The alarm squawked out at 5 am. A rather uneventful and solid night’s sleep, even if the hotel’s surrounding were bleak, emanating a strong odor from all parts of the building. Later, we discovered that it was not just the building but the actual town itself. Upon further deductive reasoning, we asserted that the odor mixed a light splash of sewage combined nicely with a dash of mold. It was an all encompassing and depleting fragrance. Truly!
We tried our best to mouth-breathe and put the smell behind us and quickly we readied ourselves to meet our driver for our 6 a.m. rendezvous, the darkness of the previous night still in full swing. Today was the Taj Mahal. One of the seven wonders I believe (but I may be making that up because I haven’t really been paying attention!) that was built purely from kindness and love and the memory of a wife who died giving birth to the 15th child. Or so the story goes….I think.
We walked up to the main gate and paid our 750 Rupees (18 dollars) and awaited the opening at 6:30, queued in a line a half-block long, with every nationality equally represented. As the gate opened, the highest crest of the new day sun began to rise into the purplish sky.

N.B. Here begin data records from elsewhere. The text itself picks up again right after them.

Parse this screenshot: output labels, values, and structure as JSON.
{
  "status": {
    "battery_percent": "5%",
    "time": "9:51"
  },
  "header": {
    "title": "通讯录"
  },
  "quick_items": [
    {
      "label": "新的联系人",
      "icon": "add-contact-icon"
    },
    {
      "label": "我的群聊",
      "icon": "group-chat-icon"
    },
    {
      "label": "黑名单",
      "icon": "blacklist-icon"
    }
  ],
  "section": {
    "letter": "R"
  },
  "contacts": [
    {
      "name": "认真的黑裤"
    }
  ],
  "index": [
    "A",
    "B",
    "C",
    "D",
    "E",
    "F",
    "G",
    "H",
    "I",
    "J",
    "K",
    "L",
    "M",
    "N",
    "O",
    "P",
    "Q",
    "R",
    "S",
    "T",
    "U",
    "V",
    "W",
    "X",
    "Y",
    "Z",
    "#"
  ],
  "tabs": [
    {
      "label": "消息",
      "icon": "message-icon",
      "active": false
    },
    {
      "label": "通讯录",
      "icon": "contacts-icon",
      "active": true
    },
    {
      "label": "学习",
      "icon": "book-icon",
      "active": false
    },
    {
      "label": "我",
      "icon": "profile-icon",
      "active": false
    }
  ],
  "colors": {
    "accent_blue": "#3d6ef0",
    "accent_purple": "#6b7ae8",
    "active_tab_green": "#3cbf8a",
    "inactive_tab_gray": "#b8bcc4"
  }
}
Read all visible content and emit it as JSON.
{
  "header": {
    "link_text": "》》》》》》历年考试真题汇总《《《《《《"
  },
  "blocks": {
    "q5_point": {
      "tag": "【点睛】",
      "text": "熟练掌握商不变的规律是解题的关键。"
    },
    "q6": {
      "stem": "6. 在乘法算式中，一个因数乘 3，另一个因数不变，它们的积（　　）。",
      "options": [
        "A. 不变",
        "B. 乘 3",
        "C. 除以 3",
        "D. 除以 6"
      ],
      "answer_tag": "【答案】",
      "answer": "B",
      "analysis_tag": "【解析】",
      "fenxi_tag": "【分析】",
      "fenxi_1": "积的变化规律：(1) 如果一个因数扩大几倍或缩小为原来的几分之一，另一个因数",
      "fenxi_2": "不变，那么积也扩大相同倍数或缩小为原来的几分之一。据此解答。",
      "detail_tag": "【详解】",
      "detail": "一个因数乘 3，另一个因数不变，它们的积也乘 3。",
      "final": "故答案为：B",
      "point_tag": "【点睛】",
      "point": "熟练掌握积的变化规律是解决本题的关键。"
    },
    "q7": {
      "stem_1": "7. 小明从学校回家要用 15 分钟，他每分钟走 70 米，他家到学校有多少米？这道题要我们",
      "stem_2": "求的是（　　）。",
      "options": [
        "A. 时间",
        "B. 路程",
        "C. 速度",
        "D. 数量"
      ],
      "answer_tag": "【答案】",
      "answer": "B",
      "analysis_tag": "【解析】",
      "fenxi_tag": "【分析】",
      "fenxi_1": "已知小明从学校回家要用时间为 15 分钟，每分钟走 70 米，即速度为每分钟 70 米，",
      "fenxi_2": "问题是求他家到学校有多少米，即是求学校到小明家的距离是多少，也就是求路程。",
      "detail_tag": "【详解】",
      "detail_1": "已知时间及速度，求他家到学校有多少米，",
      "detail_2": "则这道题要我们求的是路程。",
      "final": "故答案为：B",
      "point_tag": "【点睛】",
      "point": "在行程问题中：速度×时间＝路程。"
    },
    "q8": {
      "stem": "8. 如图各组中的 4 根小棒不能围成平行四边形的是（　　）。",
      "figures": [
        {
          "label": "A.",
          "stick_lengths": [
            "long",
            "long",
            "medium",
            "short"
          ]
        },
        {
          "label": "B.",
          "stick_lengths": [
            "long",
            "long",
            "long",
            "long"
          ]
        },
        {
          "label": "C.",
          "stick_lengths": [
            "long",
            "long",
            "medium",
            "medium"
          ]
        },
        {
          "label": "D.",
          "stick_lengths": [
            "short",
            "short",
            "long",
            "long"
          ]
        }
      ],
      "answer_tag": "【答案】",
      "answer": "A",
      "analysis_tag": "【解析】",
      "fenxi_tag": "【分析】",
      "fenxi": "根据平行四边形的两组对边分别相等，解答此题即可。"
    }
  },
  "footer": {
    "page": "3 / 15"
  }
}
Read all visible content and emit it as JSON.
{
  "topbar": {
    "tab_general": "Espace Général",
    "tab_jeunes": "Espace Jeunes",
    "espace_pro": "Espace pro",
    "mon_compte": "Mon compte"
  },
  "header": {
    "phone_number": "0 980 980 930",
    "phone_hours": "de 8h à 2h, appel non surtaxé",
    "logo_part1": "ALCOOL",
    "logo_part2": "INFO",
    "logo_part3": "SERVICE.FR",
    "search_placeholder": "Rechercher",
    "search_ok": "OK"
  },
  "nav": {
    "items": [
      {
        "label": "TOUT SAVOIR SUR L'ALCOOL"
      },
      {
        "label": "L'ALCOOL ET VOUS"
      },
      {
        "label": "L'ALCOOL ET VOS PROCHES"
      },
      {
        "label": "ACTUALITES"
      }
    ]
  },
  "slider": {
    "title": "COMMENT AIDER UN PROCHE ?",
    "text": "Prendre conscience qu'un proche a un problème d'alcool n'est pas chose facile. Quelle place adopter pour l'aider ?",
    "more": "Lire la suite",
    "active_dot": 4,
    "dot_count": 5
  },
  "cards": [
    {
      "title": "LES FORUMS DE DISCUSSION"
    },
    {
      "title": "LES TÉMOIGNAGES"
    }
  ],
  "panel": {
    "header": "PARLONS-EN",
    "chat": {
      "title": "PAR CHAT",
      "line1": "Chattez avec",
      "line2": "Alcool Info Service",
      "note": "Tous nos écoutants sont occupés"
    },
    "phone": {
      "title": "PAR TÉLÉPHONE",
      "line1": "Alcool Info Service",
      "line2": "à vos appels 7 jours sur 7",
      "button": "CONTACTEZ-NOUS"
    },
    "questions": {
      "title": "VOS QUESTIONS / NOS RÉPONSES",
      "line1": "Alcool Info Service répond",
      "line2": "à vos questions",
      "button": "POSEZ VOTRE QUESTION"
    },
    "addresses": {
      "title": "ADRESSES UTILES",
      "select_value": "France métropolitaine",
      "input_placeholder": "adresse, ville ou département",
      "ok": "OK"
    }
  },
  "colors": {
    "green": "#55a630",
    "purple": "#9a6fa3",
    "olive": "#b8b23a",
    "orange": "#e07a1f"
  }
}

By the time that we had gone through the ladies only line – for searching purposes we later found out, and been scanned and patted, and our contraband taken away, the soft orange hues of the sun were casting aspersions on the magnificent stone and marble that make up the beauty of the Taj Mahal.
To call the moment “magical” would be an understatement, as the new day shone contentment, and excitement on each of the eastern walls, as well as the meandering river behind it.
An early morning gondola pushed itself through the river, each ray of light building a slow concerto to the labouring gondolier as the conures circled and played above him, somehow finding absolute purity amongst the otherwise putrid surroundings.